09/09/17: Frances Wilson – How to Survive the Titanic, or, The Sinking of J. Bruce Ismay (2011)


Bruce Ismay was the chairman of the White Star Line shipping company, which was responsible for the creation of the Titanic. He was on the famously "unsinkable" ship when it sunk on its maiden voyage in 1912. Rather than observing the "women and children first" policy – the so-called Birkenhead Drill – he escaped on a lifeboat while 1,500 drowned in the icy waters of the North Atlantic. When the inquiry began into why the ship sank and who was to blame, Ismay found himself scapegoated by the press and the public.

It was Ismay's decision to sacrifice the number of lifeboats on the deck for aesthetic reasons: they made the ship look cluttered. As a result: "The Titanic had lifeboat capacity for 1,100 of the 2,340 passengers and crew on board, but only 705 people were saved, of whom 325 were men." He didn't help himself by having an aloof manner and appearing not to understand the gravity of the situation when questioned.

This book expertly tells his story. For every account of what happened on the ship there is another, conflicting account and it is likely that no one will ever know for sure exactly how those two hours and 40 minutes of terror played out.  

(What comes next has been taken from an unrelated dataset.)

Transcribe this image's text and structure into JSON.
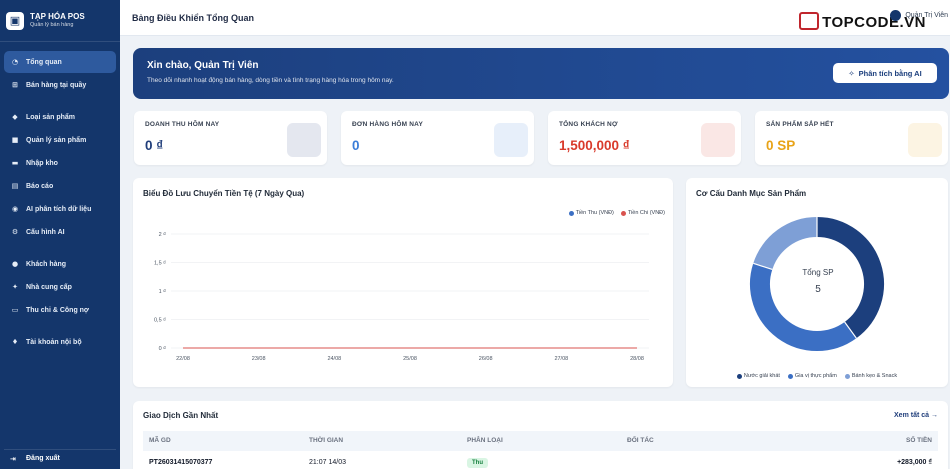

Frances Wilson is a literary critic and often draws parallels between Ismay's life and great works of fiction. I liked this aspect of the book, but it might be a distraction for those seeking a "pure" biographical account. In particular, she focuses on similarities with Conrad's Lord Jim ("a difficult read"), whose plot is neatly summarised as "Jim jumps from a sinking ship and then faces a life without honour". She even suggests that Conrad's narrator Marlow should have been the one telling Ismay's story rather than allowing it to be assembled by a set of contradictory witness reports: “It is only when we place Ismay's crude, monotonous, absolutely unfinished narrative next to that of Lord Jim that his form begins to thicken, his blood to flow and his consciousness to take on an essential extra layer."

The book cannot answer all the questions it sets itself. What did happen that night? What would you do in that situation? Humans are incredibly complex; not riddles to be solved. But it's an intelligent, thought-provoking work of historical biography and literary criticism, and in exploring these questions Wilson offers refreshing insights into how any of us might behave when the ordinary and extraordinary come together.